Answer: First of all, $17$ is an odd prime number. So, there are exactly $\phi(\phi(17))=\phi(16)=8$ primitive roots $\bmod17 $.
We can easily find (I don't want to waste your time with this) that $\text{ord}_{17}(3)=16=\phi(17)$.
Now, the set $\{3^i:i=0,1,2,3,...,15\}$ is a reduced residue system $(\bmod 17)$.

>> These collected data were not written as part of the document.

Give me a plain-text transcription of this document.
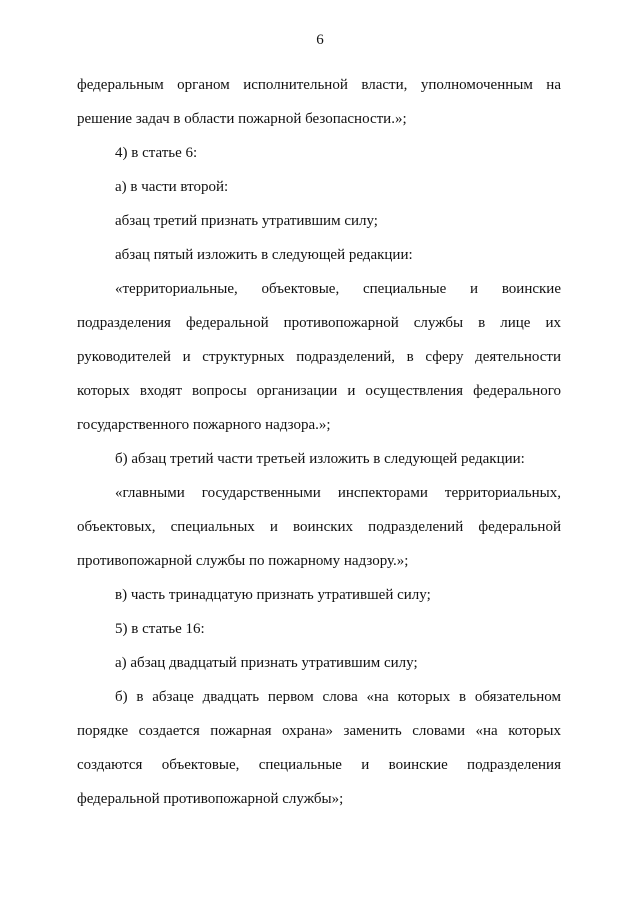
6

федеральным органом исполнительной власти, уполномоченным на решение задач в области пожарной безопасности.»;

4) в статье 6:

а) в части второй:

абзац третий признать утратившим силу;

абзац пятый изложить в следующей редакции:

«территориальные, объектовые, специальные и воинские подразделения федеральной противопожарной службы в лице их руководителей и структурных подразделений, в сферу деятельности которых входят вопросы организации и осуществления федерального государственного пожарного надзора.»;

б) абзац третий части третьей изложить в следующей редакции:

«главными государственными инспекторами территориальных, объектовых, специальных и воинских подразделений федеральной противопожарной службы по пожарному надзору.»;

в) часть тринадцатую признать утратившей силу;

5) в статье 16:

а) абзац двадцатый признать утратившим силу;

б) в абзаце двадцать первом слова «на которых в обязательном порядке создается пожарная охрана» заменить словами «на которых создаются объектовые, специальные и воинские подразделения федеральной противопожарной службы»;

We want to find all the indexes of $1,2,...,16$ relative to $3$.
With simple calculations
- $1\equiv 3^{0} \bmod 17 \iff \text{ind}_3 1 =0 $,
- $2\equiv 3^{14} \bmod 17 \iff \text{ind}_3 2 = 14 $
- $3\equiv 3^{1} \bmod 17 \iff \text{ind}_3 3 = 1 $
- etc...
and we find the indexes of the numbers prime to $17$ between and $16$.
My question is, shall we say something for the indexes of numbers over $16$, and, if yes, what?
Thank you and I apologize for my English.